John Corcoran: 28:32
Yeah, that’s a good idea. And that might be an interesting model for other businesses listening to this as well. Is that something that they should do as well? Bring their clients together and you’ll be that forum and be that That connector that brings people together and allows their clients to have a conversation that they’re not able to have anywhere else.
Emanuel Rose: 28:53
Yeah, I think so. I think the more we can get back to creating communities and conversations, I think that will help heal a lot of the wounds that our culture has right now.
John Corcoran: 29:01
Yeah. Emanuel, I want to wrap up with my gratitude question. So I’m a big fan of giving our guests a little bit of space at the end here to acknowledge any peers or contemporaries or key clients or something like that, that have been really influential for you. Continue to be influential for you. Is there anyone in particular you’d want to shout out and thank?
Emanuel Rose: 29:21
Yeah, I do. I really know who my first client was. It’s a man named Glen Golden who owns a commercial real estate finance company in western United States. And he kind of he, he, he allowed me to start working with him as kind of as my first client. And he’s still a client to this day and has always been open in in a mentor of good knowledge and and and good tidings.

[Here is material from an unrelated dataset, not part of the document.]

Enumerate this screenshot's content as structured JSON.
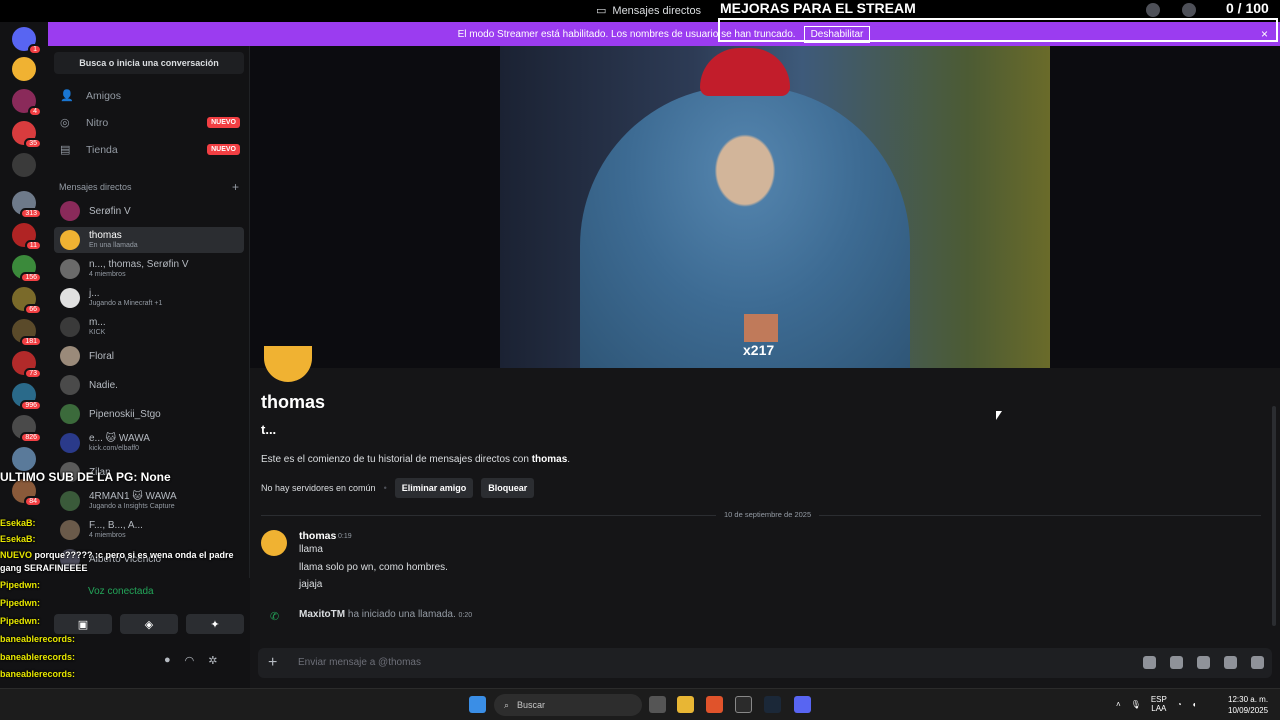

So I really appreciate and I’m thankful for the relationship I have with Glenn.
John Corcoran: 30:00
That’s awesome. And did you meet him at that Chamber of Commerce meeting you mentioned earlier?
Emanuel Rose: 30:05
I was through a friend’s connection. Yeah.
John Corcoran: 30:07
Okay. Cool. This would be great. Where can people go? To learn more about you, check out your podcast and check out your books and anything else.
Emanuel Rose: 30:16
Okay, Google up Emanuel Rose or go to emanuelrose.com or strategicemarketing.com.
John Corcoran: 30:21
emanuelrose.com.
Emanuel Rose: 30:26
That’s perfect.
John Corcoran: 30:27
Yeah. Emanuel thanks so much.
Emanuel Rose: 30:29
Thank you. I really enjoyed the conversation, John.